Silky Terrier

The Silky Terrier is an excellent blend of spunkiness and beauty. They have all the feistiness of a terrier but are technically a member of the toy group. But that doesn’t stop these bold and friendly dogs. They are outgoing and love to be the center of attention. Read on to learn more about the Silky Terrier.

Description of the Silky Terrier

These charming dogs are a popular choice for those wanting a compact but sturdy breed. While they are very small, they love to play and are very energetic.

The Silky Terrier was bred in Australia in the 20th century, but their popularity soon spread and they became a fixture in many homes around the world. This is likely due to their friendly nature, keen intelligence, and personable attitude.

Their small size is also a plus for many owners. They have a compact body beneath their long coat of fur. Their alert eyes and erect ears are also signatures features of the breed.

Perhaps the most recognizable feature, and their namesake, is their beautiful coat. These silky strands hang long and straight from their bodies, providing a lustrous shine and soft feel. They are colored blue and tan.

Life Expectancy and Size

As with many small dogs, the Silky Terrier lives a relatively long life of 12 – 15 years. Working with a reputable breeder is a good way to get the healthiest puppy possible and start your dog off on the right paw.

Though technically a toy breed, these small terriers pack a pint-sized punch. They stand 9 – 10 inches tall and weigh about 10 pounds.

Protective Ability

Though vigilant and quick to alert the presence of strangers, the Silky Terrier is much too small to be any source of protection. But you will love his enthusiasm and loyal nature.

Training

Adaptable and quick to learn, the Silky Terrier trains up well as long as you use consistency and patience. It can be easy to let things slide when they give you one of those adorable puppy looks, but proper training will lead to a well-mannered and easy to manage dog.

Positive rewards-based training is a great way to work with your Silky Terrier. They respond well to treats, chew toys, and games, so using these as proper motivation will make training easier and more effective.

This breed loves human companionship so use this to your advantage when training. Spending plenty of time with your dog will encourage him to learn and behave well.

Energy Level

The Silky Terrier is an energetic dog that loves to be active with his family. They are curious, and exploring is one of their favorite pastimes. While they may not be suited for extreme outdoor athletes, this breed will be a great companion for those that like taking long walks or playing games.

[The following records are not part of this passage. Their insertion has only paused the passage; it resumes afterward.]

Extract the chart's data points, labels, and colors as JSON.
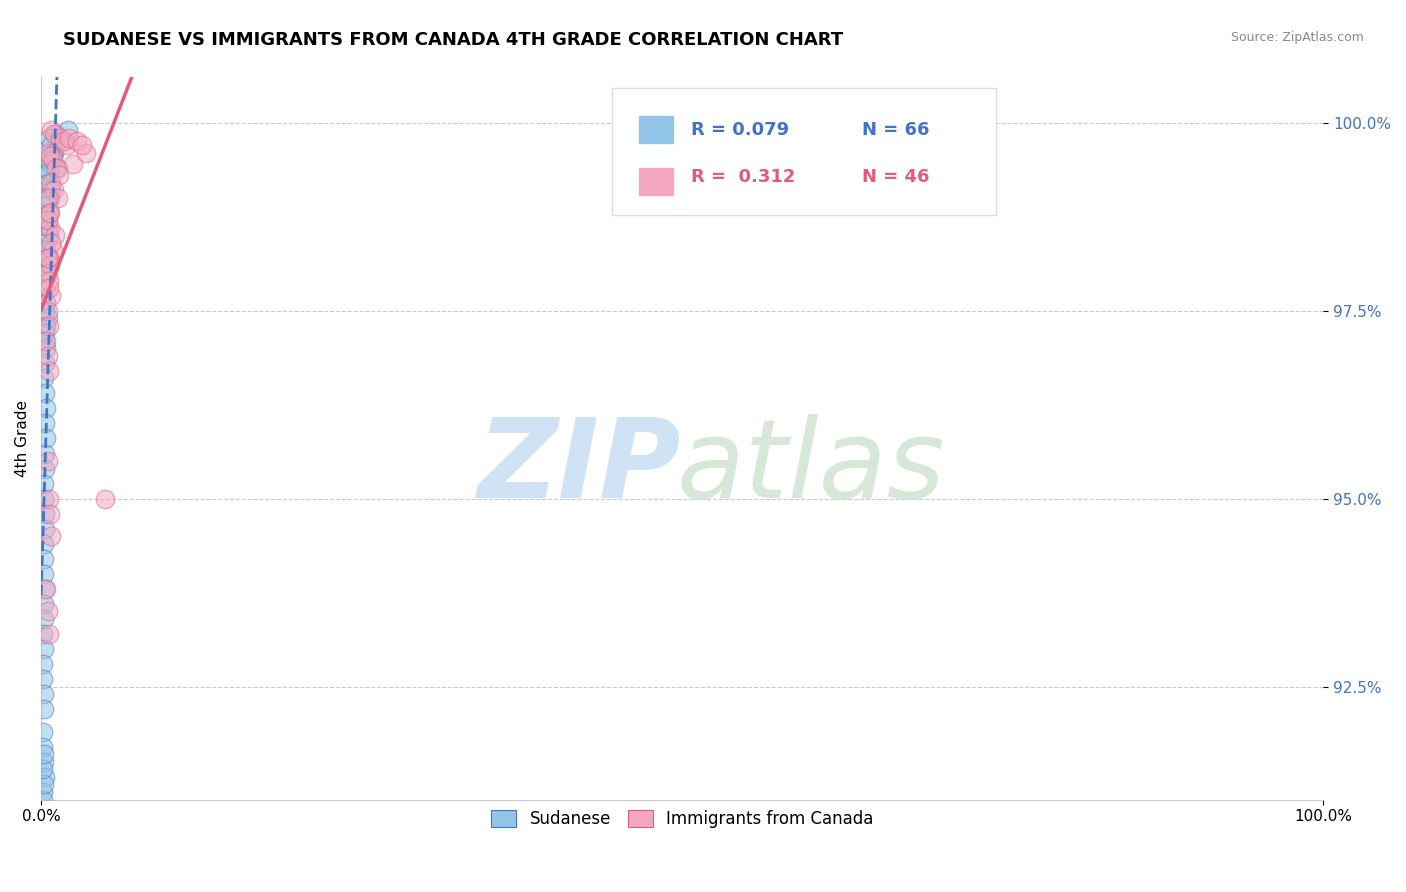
{
  "title": "SUDANESE VS IMMIGRANTS FROM CANADA 4TH GRADE CORRELATION CHART",
  "source": "Source: ZipAtlas.com",
  "ylabel": "4th Grade",
  "xlim": [
    0.0,
    100.0
  ],
  "ylim": [
    91.0,
    100.6
  ],
  "yticks": [
    92.5,
    95.0,
    97.5,
    100.0
  ],
  "ytick_labels": [
    "92.5%",
    "95.0%",
    "97.5%",
    "100.0%"
  ],
  "xticks": [
    0.0,
    100.0
  ],
  "xtick_labels": [
    "0.0%",
    "100.0%"
  ],
  "blue_color": "#92C5E8",
  "pink_color": "#F4A8C0",
  "trend_blue_color": "#4472C4",
  "trend_pink_color": "#E05C7A",
  "sudanese_x": [
    1.2,
    1.5,
    0.6,
    2.1,
    0.8,
    1.0,
    0.5,
    0.9,
    1.3,
    0.7,
    0.4,
    0.6,
    0.5,
    0.8,
    0.7,
    0.5,
    0.6,
    0.4,
    0.5,
    0.6,
    0.3,
    0.4,
    0.5,
    0.6,
    0.4,
    0.3,
    0.4,
    0.3,
    0.5,
    0.4,
    0.3,
    0.3,
    0.4,
    0.3,
    0.2,
    0.3,
    0.4,
    0.3,
    0.4,
    0.3,
    0.3,
    0.2,
    0.2,
    0.3,
    0.3,
    0.2,
    0.2,
    0.2,
    0.3,
    0.2,
    0.2,
    0.15,
    0.2,
    0.15,
    0.15,
    0.2,
    0.2,
    0.15,
    0.15,
    0.2,
    0.3,
    0.15,
    0.15,
    0.2,
    0.15,
    0.2
  ],
  "sudanese_y": [
    99.85,
    99.75,
    99.8,
    99.9,
    99.7,
    99.6,
    99.5,
    99.55,
    99.4,
    99.45,
    99.3,
    99.35,
    99.2,
    99.1,
    99.0,
    98.9,
    98.8,
    98.7,
    98.6,
    98.5,
    98.4,
    98.3,
    98.2,
    98.1,
    98.0,
    97.8,
    97.6,
    97.5,
    97.4,
    97.3,
    97.2,
    97.1,
    97.0,
    96.8,
    96.6,
    96.4,
    96.2,
    96.0,
    95.8,
    95.6,
    95.4,
    95.2,
    95.0,
    94.8,
    94.6,
    94.4,
    94.2,
    94.0,
    93.8,
    93.6,
    93.4,
    93.2,
    93.0,
    92.8,
    92.6,
    92.4,
    92.2,
    91.9,
    91.7,
    91.5,
    91.3,
    91.1,
    91.0,
    91.2,
    91.4,
    91.6
  ],
  "canada_x": [
    0.8,
    1.0,
    1.5,
    2.0,
    1.8,
    0.6,
    0.9,
    0.7,
    2.5,
    1.2,
    1.4,
    0.8,
    1.0,
    1.3,
    0.6,
    0.7,
    0.5,
    1.1,
    0.9,
    0.8,
    0.6,
    0.7,
    0.5,
    0.6,
    0.8,
    0.5,
    0.6,
    0.4,
    0.5,
    0.6,
    2.2,
    2.8,
    3.5,
    3.2,
    0.5,
    0.6,
    0.8,
    0.7,
    0.4,
    0.5,
    5.0,
    0.6,
    0.5,
    0.7,
    0.5,
    0.6
  ],
  "canada_y": [
    99.9,
    99.85,
    99.8,
    99.7,
    99.75,
    99.6,
    99.5,
    99.55,
    99.45,
    99.4,
    99.3,
    99.2,
    99.1,
    99.0,
    98.8,
    98.6,
    98.7,
    98.5,
    98.3,
    98.4,
    98.2,
    98.1,
    98.0,
    97.9,
    97.7,
    97.5,
    97.3,
    97.1,
    96.9,
    96.7,
    99.8,
    99.75,
    99.6,
    99.7,
    95.5,
    95.0,
    94.5,
    94.8,
    93.8,
    93.5,
    95.0,
    93.2,
    99.0,
    98.8,
    98.2,
    97.8
  ]
}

Sedentary families can find a great pet in the Silky Terrier as long as he has plenty of energy outlets, preferably those that allow him to interact with you.

What Living with a Silky Terrier is Like

This is an all-around kind breed.

These dogs bond closely with their families and love to be in the thick of things. They are a social and active breed, enjoying spending time with their humans and playing games. You can expect a friendly and entertaining pet in your Silky Terrier.

Care of the Silky Terrier

These dogs are truly adaptable. They can do well in any home where they get enough attention and exercise.

Environmental Needs

Like silk clothing, the coat of the Silky Terrier is beautiful, but provides little protection and warmth in inclement weather. Limit time outside or consider investing in a jacket if you live somewhere cold. Warm weather is usually not a problem for these small dogs.

Exercise Needs

Though small, this breed is truly a terrier and will require plenty of daily exercise to stay happy and healthy. Playing games in the backyard, exploring new places, going for long walks, and canine sports are all great ways to get your Silky Terrier active and engaged. They prefer activities they get to do with you so make sure you carve out plenty of time each day to spend with your dog.

Shedding and Grooming

Though the Silky Terrier doesn’t shed too much, their long coat requires multiple weekly brush throughs to keep it mat free and untangled. Knots can cause pain and irritation if left untreated.

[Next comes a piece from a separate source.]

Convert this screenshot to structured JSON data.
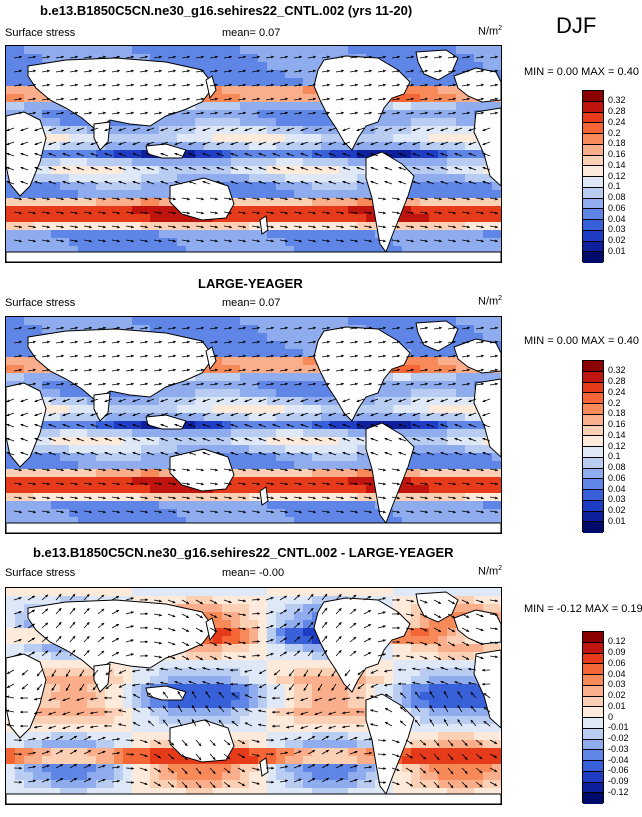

This breed sheds some, but not heavily.

Regularly trim your dog’s nails and clean is ears to prevent discomfort or infection.

Ideal Home Environment

These dogs thrive in a home where they receive plenty of attention and interaction. They love to spend time with their humans and will be in heaven if they get this. Energetic and active, the Silky Terrier will try his best to keep up, and often does, but may be too small for very active homes.

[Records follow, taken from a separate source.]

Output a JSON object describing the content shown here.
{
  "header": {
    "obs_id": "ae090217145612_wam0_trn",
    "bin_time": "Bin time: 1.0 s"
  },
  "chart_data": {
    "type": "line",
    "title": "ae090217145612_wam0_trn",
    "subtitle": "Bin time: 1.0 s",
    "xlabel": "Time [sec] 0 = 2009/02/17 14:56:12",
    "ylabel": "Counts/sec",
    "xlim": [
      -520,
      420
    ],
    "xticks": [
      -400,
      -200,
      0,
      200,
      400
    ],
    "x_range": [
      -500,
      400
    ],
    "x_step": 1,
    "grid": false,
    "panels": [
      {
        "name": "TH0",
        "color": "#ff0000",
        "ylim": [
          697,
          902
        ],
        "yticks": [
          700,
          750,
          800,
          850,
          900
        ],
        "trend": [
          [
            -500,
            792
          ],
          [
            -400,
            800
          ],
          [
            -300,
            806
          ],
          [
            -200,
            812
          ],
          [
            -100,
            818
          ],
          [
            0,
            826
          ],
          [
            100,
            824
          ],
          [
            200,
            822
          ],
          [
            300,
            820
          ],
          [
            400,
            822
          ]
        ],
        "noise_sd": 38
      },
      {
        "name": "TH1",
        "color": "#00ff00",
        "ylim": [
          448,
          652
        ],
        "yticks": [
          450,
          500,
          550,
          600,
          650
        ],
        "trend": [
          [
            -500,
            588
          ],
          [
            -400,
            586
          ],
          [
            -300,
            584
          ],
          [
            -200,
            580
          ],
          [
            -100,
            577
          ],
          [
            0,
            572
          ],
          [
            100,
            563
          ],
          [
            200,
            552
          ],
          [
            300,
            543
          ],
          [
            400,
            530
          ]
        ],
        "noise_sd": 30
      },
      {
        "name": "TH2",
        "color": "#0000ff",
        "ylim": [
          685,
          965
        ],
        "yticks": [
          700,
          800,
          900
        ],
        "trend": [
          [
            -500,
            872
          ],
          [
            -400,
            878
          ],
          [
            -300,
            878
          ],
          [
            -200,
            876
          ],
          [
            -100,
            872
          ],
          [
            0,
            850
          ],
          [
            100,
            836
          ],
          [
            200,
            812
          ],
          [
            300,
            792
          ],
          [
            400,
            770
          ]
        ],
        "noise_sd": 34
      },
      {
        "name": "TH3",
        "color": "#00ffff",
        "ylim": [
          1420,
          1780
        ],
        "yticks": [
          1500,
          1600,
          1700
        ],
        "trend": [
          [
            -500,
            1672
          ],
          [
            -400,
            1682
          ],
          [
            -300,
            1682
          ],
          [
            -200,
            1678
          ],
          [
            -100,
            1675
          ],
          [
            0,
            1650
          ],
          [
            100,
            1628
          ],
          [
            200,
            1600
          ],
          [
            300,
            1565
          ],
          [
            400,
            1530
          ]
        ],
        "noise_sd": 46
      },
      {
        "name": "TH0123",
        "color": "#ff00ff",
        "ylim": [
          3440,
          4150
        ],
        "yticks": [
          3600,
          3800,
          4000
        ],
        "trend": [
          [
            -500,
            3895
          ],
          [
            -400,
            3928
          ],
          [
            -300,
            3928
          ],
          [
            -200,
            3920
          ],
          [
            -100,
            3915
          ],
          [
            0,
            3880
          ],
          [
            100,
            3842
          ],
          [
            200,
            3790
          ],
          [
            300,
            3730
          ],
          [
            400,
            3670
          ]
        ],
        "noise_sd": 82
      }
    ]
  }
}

It is important to acknowledge that this breed has potential health issues that can be costly or time consuming to deal with.

Health Concerns

The most common problems for the Silky Terrier are patellar luxation, eye problems, ear infections, and oral issues. Regular check-ups can help catch, treat, or prevent these issues.

Behavior Problems

Like many terriers, the Silky Terrier is very prey oriented and will be quick to bolt any chance he gets. Keeping him fenced in or on leash will help keep your dog safe.